13 big businesses including Unilever and Microsoft join Amazon’s Climate Pledge

Many of the new signatories already have targets to reach - or go beyond - net-zero

The new signatories said in a statement that they timed their joining to coincide with the fifth anniversary of the Paris Agreement. They are Atos, Brooks, Canary Wharf Group, Coca-Cola European Partners (CCEP), ERM, Groupe SEB France, Harbour Air, ITV, Microsoft, Neste, Rubicon, Unilever and Vaude.

Amazon co-created the Climate Pledge with Global Optimism in 2019, following mounting pressure from consumers, investors and its own staff to firm up its environmental ambitions and actions in line with its scale.

The Pledge is headlined by a requirement for signatories to reach net-zero emissions across all scopes by 2040 at the latest. To ensure that signatories are not over-reliant on offsetting, there is also a requirement for businesses to prioritise energy efficiency, renewable energy and creating a closed-loop for materials. 

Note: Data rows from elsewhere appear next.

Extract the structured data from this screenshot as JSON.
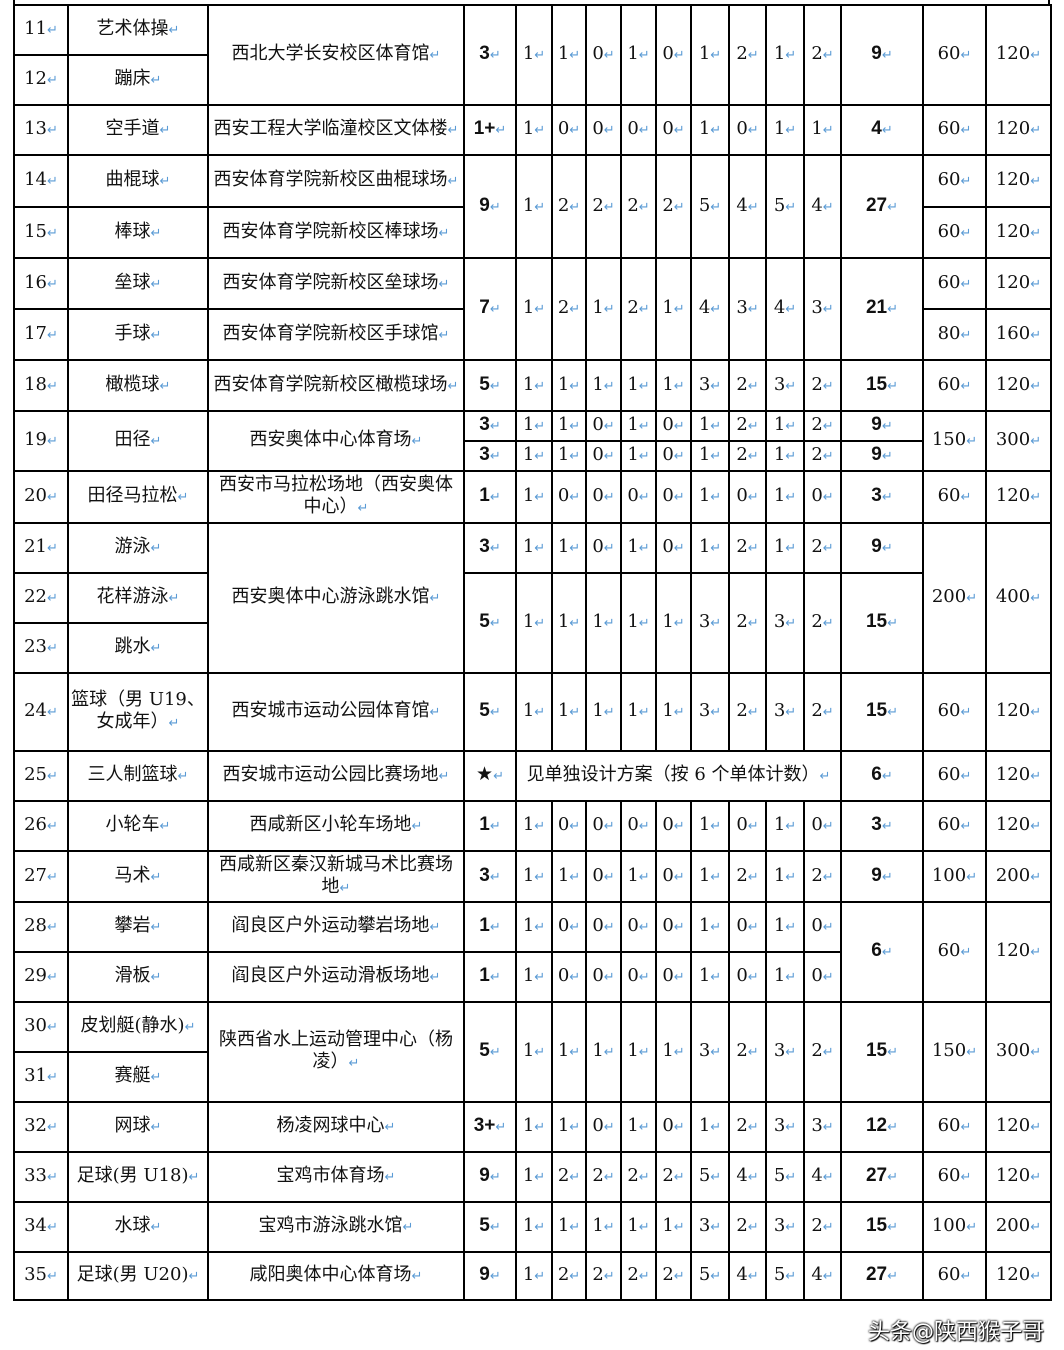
{
  "rows": [
    {
      "no": "11",
      "sport": "艺术体操",
      "venue": {
        "t": "西北大学长安校区体育馆",
        "rs": 2
      },
      "level": {
        "t": "3",
        "rs": 2
      },
      "nums": {
        "v": [
          "1",
          "1",
          "0",
          "1",
          "0",
          "1",
          "2",
          "1",
          "2"
        ],
        "rs": 2
      },
      "total": {
        "t": "9",
        "rs": 2
      },
      "a": {
        "t": "60",
        "rs": 2
      },
      "c": {
        "t": "120",
        "rs": 2
      }
    },
    {
      "no": "12",
      "sport": "蹦床"
    },
    {
      "no": "13",
      "sport": "空手道",
      "venue": {
        "t": "西安工程大学临潼校区文体楼"
      },
      "level": {
        "t": "1+"
      },
      "nums": {
        "v": [
          "1",
          "0",
          "0",
          "0",
          "0",
          "1",
          "0",
          "1",
          "1"
        ]
      },
      "total": {
        "t": "4"
      },
      "a": {
        "t": "60"
      },
      "c": {
        "t": "120"
      }
    },
    {
      "no": "14",
      "sport": "曲棍球",
      "venue": {
        "t": "西安体育学院新校区曲棍球场"
      },
      "level": {
        "t": "9",
        "rs": 2
      },
      "nums": {
        "v": [
          "1",
          "2",
          "2",
          "2",
          "2",
          "5",
          "4",
          "5",
          "4"
        ],
        "rs": 2
      },
      "total": {
        "t": "27",
        "rs": 2
      },
      "a": {
        "t": "60"
      },
      "c": {
        "t": "120"
      }
    },
    {
      "no": "15",
      "sport": "棒球",
      "venue": {
        "t": "西安体育学院新校区棒球场"
      },
      "a": {
        "t": "60"
      },
      "c": {
        "t": "120"
      }
    },
    {
      "no": "16",
      "sport": "垒球",
      "venue": {
        "t": "西安体育学院新校区垒球场"
      },
      "level": {
        "t": "7",
        "rs": 2
      },
      "nums": {
        "v": [
          "1",
          "2",
          "1",
          "2",
          "1",
          "4",
          "3",
          "4",
          "3"
        ],
        "rs": 2
      },
      "total": {
        "t": "21",
        "rs": 2
      },
      "a": {
        "t": "60"
      },
      "c": {
        "t": "120"
      }
    },
    {
      "no": "17",
      "sport": "手球",
      "venue": {
        "t": "西安体育学院新校区手球馆"
      },
      "a": {
        "t": "80"
      },
      "c": {
        "t": "160"
      }
    },
    {
      "no": "18",
      "sport": "橄榄球",
      "venue": {
        "t": "西安体育学院新校区橄榄球场"
      },
      "level": {
        "t": "5"
      },
      "nums": {
        "v": [
          "1",
          "1",
          "1",
          "1",
          "1",
          "3",
          "2",
          "3",
          "2"
        ]
      },
      "total": {
        "t": "15"
      },
      "a": {
        "t": "60"
      },
      "c": {
        "t": "120"
      }
    },
    {
      "no": "19",
      "nors": 2,
      "sport": "田径",
      "sportrs": 2,
      "venue": {
        "t": "西安奥体中心体育场",
        "rs": 2
      },
      "level": {
        "t": "3"
      },
      "nums": {
        "v": [
          "1",
          "1",
          "0",
          "1",
          "0",
          "1",
          "2",
          "1",
          "2"
        ]
      },
      "total": {
        "t": "9"
      },
      "a": {
        "t": "150",
        "rs": 2
      },
      "c": {
        "t": "300",
        "rs": 2
      },
      "small": true
    },
    {
      "level": {
        "t": "3"
      },
      "nums": {
        "v": [
          "1",
          "1",
          "0",
          "1",
          "0",
          "1",
          "2",
          "1",
          "2"
        ]
      },
      "total": {
        "t": "9"
      },
      "small": true
    },
    {
      "no": "20",
      "sport": "田径马拉松",
      "venue": {
        "t": "西安市马拉松场地（西安奥体中心）"
      },
      "level": {
        "t": "1"
      },
      "nums": {
        "v": [
          "1",
          "0",
          "0",
          "0",
          "0",
          "1",
          "0",
          "1",
          "0"
        ]
      },
      "total": {
        "t": "3"
      },
      "a": {
        "t": "60"
      },
      "c": {
        "t": "120"
      }
    },
    {
      "no": "21",
      "sport": "游泳",
      "venue": {
        "t": "西安奥体中心游泳跳水馆",
        "rs": 3
      },
      "level": {
        "t": "3"
      },
      "nums": {
        "v": [
          "1",
          "1",
          "0",
          "1",
          "0",
          "1",
          "2",
          "1",
          "2"
        ]
      },
      "total": {
        "t": "9"
      },
      "a": {
        "t": "200",
        "rs": 3
      },
      "c": {
        "t": "400",
        "rs": 3
      }
    },
    {
      "no": "22",
      "sport": "花样游泳",
      "level": {
        "t": "5",
        "rs": 2
      },
      "nums": {
        "v": [
          "1",
          "1",
          "1",
          "1",
          "1",
          "3",
          "2",
          "3",
          "2"
        ],
        "rs": 2
      },
      "total": {
        "t": "15",
        "rs": 2
      }
    },
    {
      "no": "23",
      "sport": "跳水"
    },
    {
      "no": "24",
      "sport": "篮球（男 U19、女成年）",
      "venue": {
        "t": "西安城市运动公园体育馆"
      },
      "level": {
        "t": "5"
      },
      "nums": {
        "v": [
          "1",
          "1",
          "1",
          "1",
          "1",
          "3",
          "2",
          "3",
          "2"
        ]
      },
      "total": {
        "t": "15"
      },
      "a": {
        "t": "60"
      },
      "c": {
        "t": "120"
      }
    },
    {
      "no": "25",
      "sport": "三人制篮球",
      "venue": {
        "t": "西安城市运动公园比赛场地"
      },
      "level": {
        "t": "★"
      },
      "note": "见单独设计方案（按 6 个单体计数）",
      "total": {
        "t": "6"
      },
      "a": {
        "t": "60"
      },
      "c": {
        "t": "120"
      }
    },
    {
      "no": "26",
      "sport": "小轮车",
      "venue": {
        "t": "西咸新区小轮车场地"
      },
      "level": {
        "t": "1"
      },
      "nums": {
        "v": [
          "1",
          "0",
          "0",
          "0",
          "0",
          "1",
          "0",
          "1",
          "0"
        ]
      },
      "total": {
        "t": "3"
      },
      "a": {
        "t": "60"
      },
      "c": {
        "t": "120"
      }
    },
    {
      "no": "27",
      "sport": "马术",
      "venue": {
        "t": "西咸新区秦汉新城马术比赛场地"
      },
      "level": {
        "t": "3"
      },
      "nums": {
        "v": [
          "1",
          "1",
          "0",
          "1",
          "0",
          "1",
          "2",
          "1",
          "2"
        ]
      },
      "total": {
        "t": "9"
      },
      "a": {
        "t": "100"
      },
      "c": {
        "t": "200"
      }
    },
    {
      "no": "28",
      "sport": "攀岩",
      "venue": {
        "t": "阎良区户外运动攀岩场地"
      },
      "level": {
        "t": "1"
      },
      "nums": {
        "v": [
          "1",
          "0",
          "0",
          "0",
          "0",
          "1",
          "0",
          "1",
          "0"
        ]
      },
      "total": {
        "t": "6",
        "rs": 2
      },
      "a": {
        "t": "60",
        "rs": 2
      },
      "c": {
        "t": "120",
        "rs": 2
      }
    },
    {
      "no": "29",
      "sport": "滑板",
      "venue": {
        "t": "阎良区户外运动滑板场地"
      },
      "level": {
        "t": "1"
      },
      "nums": {
        "v": [
          "1",
          "0",
          "0",
          "0",
          "0",
          "1",
          "0",
          "1",
          "0"
        ]
      }
    },
    {
      "no": "30",
      "sport": "皮划艇(静水)",
      "venue": {
        "t": "陕西省水上运动管理中心（杨凌）",
        "rs": 2
      },
      "level": {
        "t": "5",
        "rs": 2
      },
      "nums": {
        "v": [
          "1",
          "1",
          "1",
          "1",
          "1",
          "3",
          "2",
          "3",
          "2"
        ],
        "rs": 2
      },
      "total": {
        "t": "15",
        "rs": 2
      },
      "a": {
        "t": "150",
        "rs": 2
      },
      "c": {
        "t": "300",
        "rs": 2
      }
    },
    {
      "no": "31",
      "sport": "赛艇"
    },
    {
      "no": "32",
      "sport": "网球",
      "venue": {
        "t": "杨凌网球中心"
      },
      "level": {
        "t": "3+"
      },
      "nums": {
        "v": [
          "1",
          "1",
          "0",
          "1",
          "0",
          "1",
          "2",
          "3",
          "3"
        ]
      },
      "total": {
        "t": "12"
      },
      "a": {
        "t": "60"
      },
      "c": {
        "t": "120"
      }
    },
    {
      "no": "33",
      "sport": "足球(男 U18)",
      "venue": {
        "t": "宝鸡市体育场"
      },
      "level": {
        "t": "9"
      },
      "nums": {
        "v": [
          "1",
          "2",
          "2",
          "2",
          "2",
          "5",
          "4",
          "5",
          "4"
        ]
      },
      "total": {
        "t": "27"
      },
      "a": {
        "t": "60"
      },
      "c": {
        "t": "120"
      }
    },
    {
      "no": "34",
      "sport": "水球",
      "venue": {
        "t": "宝鸡市游泳跳水馆"
      },
      "level": {
        "t": "5"
      },
      "nums": {
        "v": [
          "1",
          "1",
          "1",
          "1",
          "1",
          "3",
          "2",
          "3",
          "2"
        ]
      },
      "total": {
        "t": "15"
      },
      "a": {
        "t": "100"
      },
      "c": {
        "t": "200"
      }
    },
    {
      "no": "35",
      "sport": "足球(男 U20)",
      "venue": {
        "t": "咸阳奥体中心体育场"
      },
      "level": {
        "t": "9"
      },
      "nums": {
        "v": [
          "1",
          "2",
          "2",
          "2",
          "2",
          "5",
          "4",
          "5",
          "4"
        ]
      },
      "total": {
        "t": "27"
      },
      "a": {
        "t": "60"
      },
      "c": {
        "t": "120"
      }
    }
  ],
  "watermark": "头条@陕西猴子哥"
}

Many of the new signatories already have net-zero targets for 2040 or sooner. Microsoft, for example, is targeting carbon negativity by 2030, while Unilever set a 2039 net-zero target this summer. ITV and Canary Wharf Group are both targeting net-zero by 2030 under roadmaps released this year.

As such, the value of joining the Climate Pledge is likely to do with communications and collaborations rather than developing more ambitious climate targets in-house. Signatories are encouraged to collaborate on key focus areas relating to clean energy, energy efficiency and the circular economy.

Aside from the new joiners, the initiative has garnered the support of Uber, JetBlueHenkel, Mercedes-BenzReckitt Benckiser, Verizon and Infosys, along with Best Buy and Siemens.

“Tackling climate change is one of the greatest challenges we will face in our lifetime; the effects of climate change are already here and the time to act is now,” ITV’s chief executive Carolyn McCall said.

“The scale of change needed demands that all of us, businesses, governments and citizens work collaboratively and act boldly. Reaching over 50 million people every month, we believe that ITV has a critical role to play; not only in reducing our own emissions but in shifting culture and creating the new normal.”

On McCall’s latter point, the broadcaster is currently airing a series of spoof adverts entitled ‘The Shows We Never Want to Make’, with titles including Catastrophe Street and This Warming. The series emphasises the ways in which the natural world could change in the coming decades and encourages viewers to reduce their carbon footprint using WWF’s calculator.